In the early 90s, Thailand was becoming one of the epicenters of the AIDS epidemic, and Mechai had emerged as one of the leading AIDS activists in Asia. My job was to analyze the economic impact of AIDS on the Thai economy if the government didn’t take aggressive actions to prevent the spread of HIV. This work took me throughout the country to understand the drivers of the Thai AIDS epidemic, primarily the widespread prostitution industry supported by both international tourists and everyday Thai males.

My experience in Thailand has informed my philanthropy, professional choices, and personal philosophy to this day. I strongly believe that when you give women the opportunity to manage their fertility, combined with educational opportunities, you unleash 50 percent of the world’s human capital.
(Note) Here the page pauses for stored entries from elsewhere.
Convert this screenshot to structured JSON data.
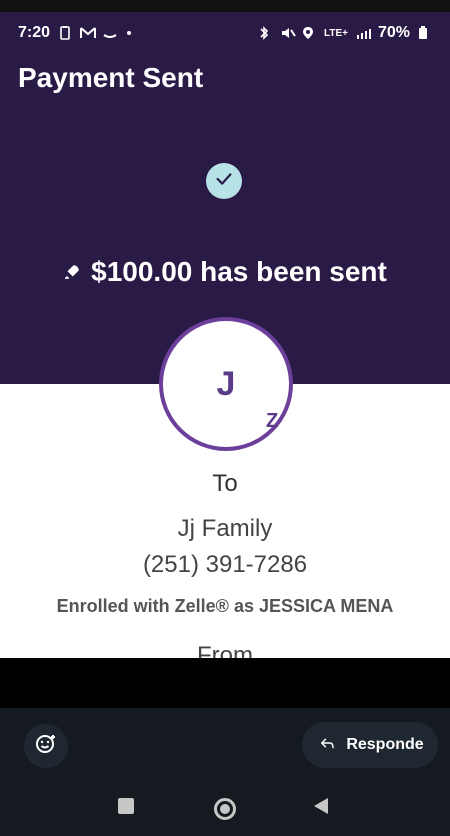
{
  "status_bar": {
    "time": "7:20",
    "network": "LTE+",
    "battery": "70%",
    "left_icons": [
      "battery-saver-icon",
      "gmail-icon",
      "amazon-icon",
      "dot-icon"
    ],
    "right_icons": [
      "bluetooth-icon",
      "mute-icon",
      "location-icon",
      "signal-icon",
      "battery-icon"
    ]
  },
  "header": {
    "title": "Payment Sent"
  },
  "confirmation": {
    "amount_text": "$100.00 has been sent"
  },
  "recipient": {
    "initial": "J",
    "zelle_badge": "Z",
    "to_label": "To",
    "name": "Jj Family",
    "phone": "(251) 391-7286",
    "enrolled_text": "Enrolled with Zelle® as JESSICA MENA",
    "from_label": "From"
  },
  "bottom_actions": {
    "respond_label": "Responde"
  },
  "colors": {
    "primary_purple": "#2a1a46",
    "accent_purple": "#6b3f9a",
    "check_bg": "#b7e3e8",
    "bottom_bg": "#141a1f"
  }
}
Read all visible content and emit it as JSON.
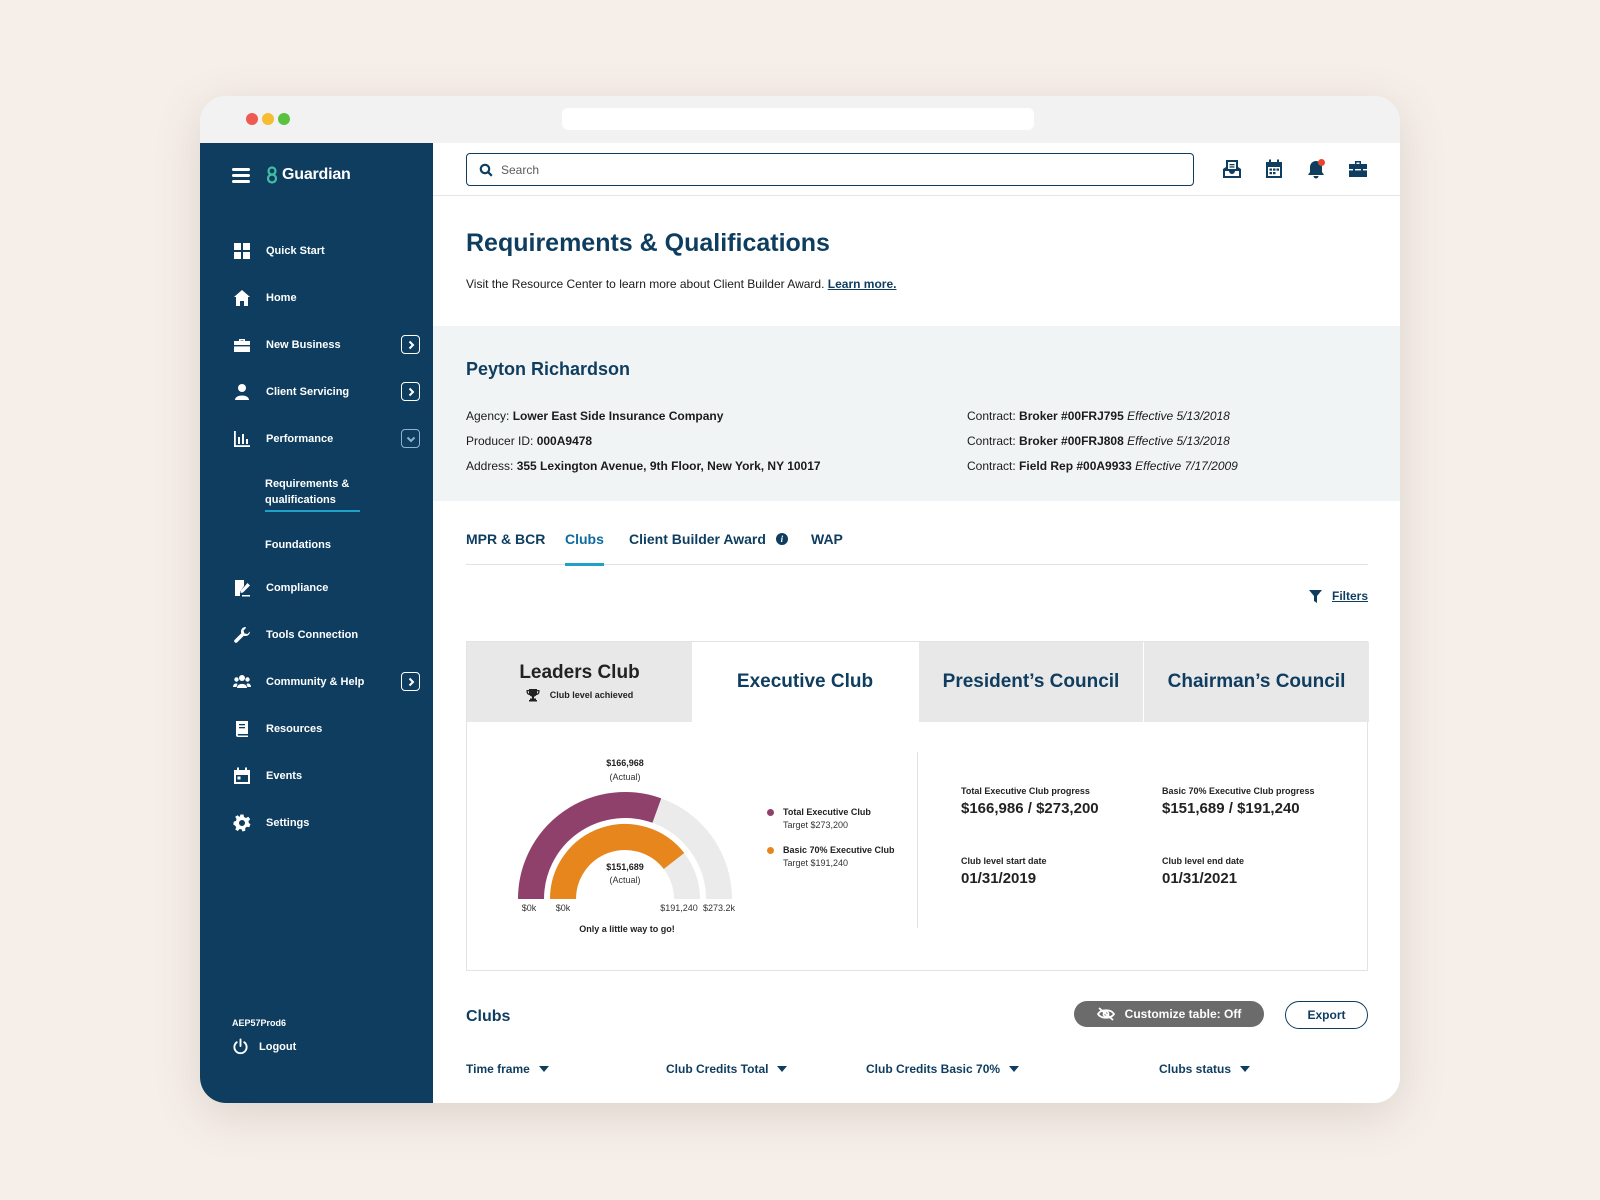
{
  "brand": {
    "name": "Guardian"
  },
  "sidebar": {
    "items": [
      {
        "label": "Quick Start",
        "icon": "grid-icon"
      },
      {
        "label": "Home",
        "icon": "home-icon"
      },
      {
        "label": "New Business",
        "icon": "briefcase-icon",
        "expand": "chevron-right-icon"
      },
      {
        "label": "Client Servicing",
        "icon": "user-icon",
        "expand": "chevron-right-icon"
      },
      {
        "label": "Performance",
        "icon": "bar-chart-icon",
        "expand": "chevron-down-icon"
      }
    ],
    "sub_items": [
      {
        "label": "Requirements & qualifications",
        "active": true
      },
      {
        "label": "Foundations"
      }
    ],
    "items_after": [
      {
        "label": "Compliance",
        "icon": "document-pen-icon"
      },
      {
        "label": "Tools Connection",
        "icon": "wrench-icon"
      },
      {
        "label": "Community & Help",
        "icon": "people-icon",
        "expand": "chevron-right-icon"
      },
      {
        "label": "Resources",
        "icon": "book-icon"
      },
      {
        "label": "Events",
        "icon": "calendar-icon"
      },
      {
        "label": "Settings",
        "icon": "gear-icon"
      }
    ],
    "environment": "AEP57Prod6",
    "logout_label": "Logout"
  },
  "topbar": {
    "search_placeholder": "Search",
    "icons": [
      "inbox-icon",
      "calendar-icon",
      "bell-icon",
      "toolbox-icon"
    ]
  },
  "page": {
    "title": "Requirements & Qualifications",
    "intro_text": "Visit the Resource Center to learn more about Client Builder Award.",
    "intro_link": "Learn more."
  },
  "profile": {
    "name": "Peyton Richardson",
    "agency_label": "Agency:",
    "agency_value": "Lower East Side Insurance Company",
    "producer_label": "Producer ID:",
    "producer_value": "000A9478",
    "address_label": "Address:",
    "address_value": "355 Lexington Avenue, 9th Floor, New York, NY 10017",
    "contracts": [
      {
        "label": "Contract:",
        "value": "Broker #00FRJ795",
        "effective": "Effective 5/13/2018"
      },
      {
        "label": "Contract:",
        "value": "Broker #00FRJ808",
        "effective": "Effective 5/13/2018"
      },
      {
        "label": "Contract:",
        "value": "Field Rep #00A9933",
        "effective": "Effective 7/17/2009"
      }
    ]
  },
  "tabs": [
    {
      "label": "MPR & BCR"
    },
    {
      "label": "Clubs",
      "active": true
    },
    {
      "label": "Client Builder Award",
      "info": "i"
    },
    {
      "label": "WAP"
    }
  ],
  "filters_label": "Filters",
  "club_tabs": [
    {
      "label": "Leaders Club",
      "sub": "Club level achieved",
      "state": "achieved"
    },
    {
      "label": "Executive Club",
      "state": "selected"
    },
    {
      "label": "President’s Council"
    },
    {
      "label": "Chairman’s Council"
    }
  ],
  "gauge": {
    "outer": {
      "actual_label": "$166,968",
      "actual_note": "(Actual)",
      "min_label": "$0k",
      "max_label": "$273.2k",
      "fraction": 0.61,
      "color": "#8f416b"
    },
    "inner": {
      "actual_label": "$151,689",
      "actual_note": "(Actual)",
      "min_label": "$0k",
      "max_label": "$191,240",
      "fraction": 0.79,
      "color": "#e6861d"
    },
    "track_color": "#ebebeb",
    "caption": "Only a little way to go!"
  },
  "legend": [
    {
      "name": "Total Executive Club",
      "target": "Target $273,200",
      "color": "#8f416b"
    },
    {
      "name": "Basic 70% Executive Club",
      "target": "Target $191,240",
      "color": "#e6861d"
    }
  ],
  "stats": [
    {
      "label": "Total Executive Club progress",
      "value": "$166,986 / $273,200"
    },
    {
      "label": "Basic 70% Executive Club progress",
      "value": "$151,689 / $191,240"
    },
    {
      "label": "Club level start date",
      "value": "01/31/2019"
    },
    {
      "label": "Club level end date",
      "value": "01/31/2021"
    }
  ],
  "clubs_table": {
    "title": "Clubs",
    "customize_label": "Customize table: Off",
    "export_label": "Export",
    "columns": [
      "Time frame",
      "Club Credits Total",
      "Club Credits Basic 70%",
      "Clubs status"
    ]
  },
  "colors": {
    "navy": "#0e3d5f",
    "accent": "#1fa0c8",
    "background": "#f6efe9"
  }
}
I have organized my philanthropy around education and family planning initiatives both in the US and globally with organizations like Room to Read and UpstreamUSA, among others. I think of my philanthropic portfolio in the same way I think about my financial portfolio: to look for diversity across regions by investing locally, nationally, and globally. I conduct thorough due diligence on an organization and then I almost always make unrestricted gifts, believing that the organization’s leadership team should know the highest and best use for additional resources.